En el caso de perros y gatos, el eclipse no supone por sí mismo un peligro especial. La veterinaria Sonia Lois Peña explica a RTVE que estos animales no sienten la curiosidad humana por contemplar el fenómeno y normalmente no tienen ningún motivo para quedarse mirando directamente al Sol.
Eso no significa que sus ojos sean inmunes. No hay que forzar a una mascota a mirar hacia el Sol, ya que una exposición directa puede producir daños oculares, según explica la veterinaria.
También pueden aparecer cambios puntuales de comportamiento. Los animales especialmente sensibles podrían reaccionar ante la oscuridad inesperada, las aglomeraciones o, sobre todo, ante el comportamiento de las personas que los rodean.
Por ello, para perros y gatos domésticos, la recomendación es sencilla: mantener una rutina normal y no intentar hacerles observar el eclipse.
Otros animales pueden comenzar sus rutinas nocturnas
También existen observaciones históricas y científicas de comportamientos llamativos en otras especies.
Durante eclipses anteriores se ha observado que algunas vacas regresan hacia los establos, mientras determinados insectos comienzan su actividad y algunas especies que normalmente se activan al anochecer responden al descenso repentino de luminosidad.
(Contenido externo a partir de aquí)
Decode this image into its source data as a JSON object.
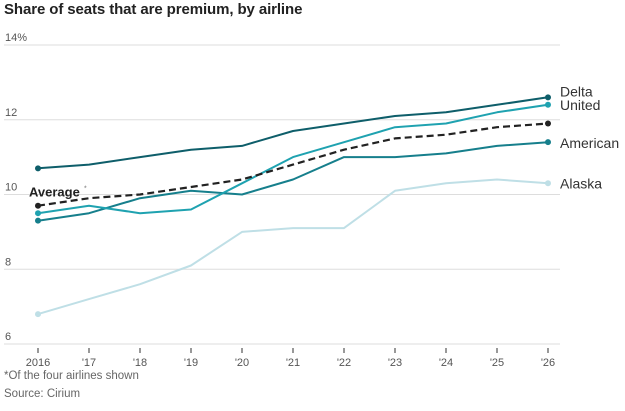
{
  "title": "Share of seats that are premium, by airline",
  "footnote": "*Of the four airlines shown",
  "source": "Source: Cirium",
  "chart_data": {
    "type": "line",
    "title": "Share of seats that are premium, by airline",
    "xlabel": "",
    "ylabel": "",
    "x": [
      2016,
      2017,
      2018,
      2019,
      2020,
      2021,
      2022,
      2023,
      2024,
      2025,
      2026
    ],
    "x_tick_labels": [
      "2016",
      "'17",
      "'18",
      "'19",
      "'20",
      "'21",
      "'22",
      "'23",
      "'24",
      "'25",
      "'26"
    ],
    "y_ticks": [
      6,
      8,
      10,
      12,
      14
    ],
    "y_tick_labels": [
      "6",
      "8",
      "10",
      "12",
      "14%"
    ],
    "ylim": [
      6,
      14
    ],
    "grid": true,
    "legend": "direct labels at right end of lines",
    "series": [
      {
        "name": "Delta",
        "color": "#0e5e6a",
        "dashed": false,
        "values": [
          10.7,
          10.8,
          11.0,
          11.2,
          11.3,
          11.7,
          11.9,
          12.1,
          12.2,
          12.4,
          12.6
        ]
      },
      {
        "name": "United",
        "color": "#1fa2b0",
        "dashed": false,
        "values": [
          9.5,
          9.7,
          9.5,
          9.6,
          10.3,
          11.0,
          11.4,
          11.8,
          11.9,
          12.2,
          12.4
        ]
      },
      {
        "name": "American",
        "color": "#167f8c",
        "dashed": false,
        "values": [
          9.3,
          9.5,
          9.9,
          10.1,
          10.0,
          10.4,
          11.0,
          11.0,
          11.1,
          11.3,
          11.4
        ]
      },
      {
        "name": "Average*",
        "color": "#222222",
        "dashed": true,
        "values": [
          9.7,
          9.9,
          10.0,
          10.2,
          10.4,
          10.8,
          11.2,
          11.5,
          11.6,
          11.8,
          11.9
        ]
      },
      {
        "name": "Alaska",
        "color": "#bfdfe6",
        "dashed": false,
        "values": [
          6.8,
          7.2,
          7.6,
          8.1,
          9.0,
          9.1,
          9.1,
          10.1,
          10.3,
          10.4,
          10.3
        ]
      }
    ],
    "annotations": [
      {
        "text": "Average",
        "superscript": "*",
        "attached_to": "Average*",
        "position": "start"
      }
    ]
  }
}
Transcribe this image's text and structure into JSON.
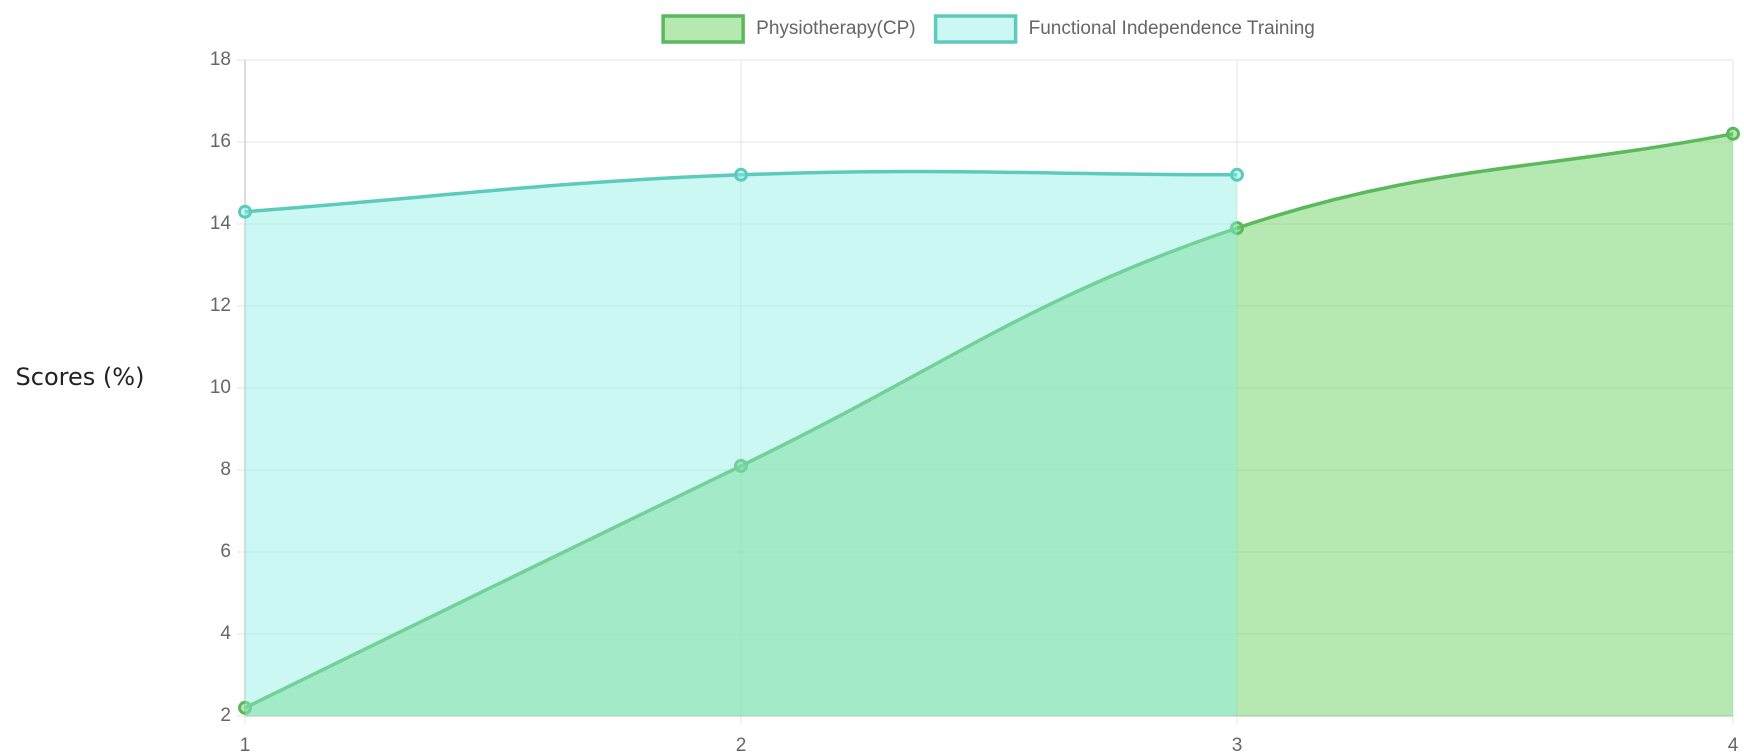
{
  "chart_data": {
    "type": "line",
    "y_label": "Scores (%)",
    "x": [
      1,
      2,
      3,
      4
    ],
    "xlim": [
      1,
      4
    ],
    "xticks": [
      1,
      2,
      3,
      4
    ],
    "ylim": [
      2,
      18
    ],
    "yticks": [
      2,
      4,
      6,
      8,
      10,
      12,
      14,
      16,
      18
    ],
    "grid": true,
    "legend": "top",
    "series": [
      {
        "name": "Physiotherapy(CP)",
        "color": "#5cb85c",
        "fill": "rgba(110,210,100,0.5)",
        "values": [
          2.2,
          8.1,
          13.9,
          16.2
        ]
      },
      {
        "name": "Functional Independence Training",
        "color": "#5ccbbd",
        "fill": "rgba(140,240,228,0.45)",
        "values": [
          14.3,
          15.2,
          15.2,
          null
        ]
      }
    ]
  }
}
Incluso se han estudiado las arañas tejedoras. Existen observaciones que apuntan a que algunas pueden desmontar sus telas durante un eclipse, un comportamiento que investigadores han tratado de documentar de manera sistemática.
No todos los animales reaccionarán al eclipse
La evidencia disponible obliga a evitar una generalización: no puede afirmarse que todos los animales vayan a comportarse de una determinada manera este 12 de agosto.
Los eclipses totales son acontecimientos poco frecuentes en un mismo lugar y eso dificulta obtener grandes cantidades de datos comparables. Los investigadores han comprobado además que individuos de una misma categoría animal pueden responder de manera diferente según su entorno.
Lo que sí está documentado es que el descenso repentino de la luz y los cambios ambientales asociados a la totalidad pueden alterar temporalmente las señales que utilizan determinadas especies para regular su actividad diaria. Durante unos minutos, mientras millones de personas miren al cielo, algunas aves, insectos y animales nocturnos podrán interpretar que el día ha terminado antes de tiempo.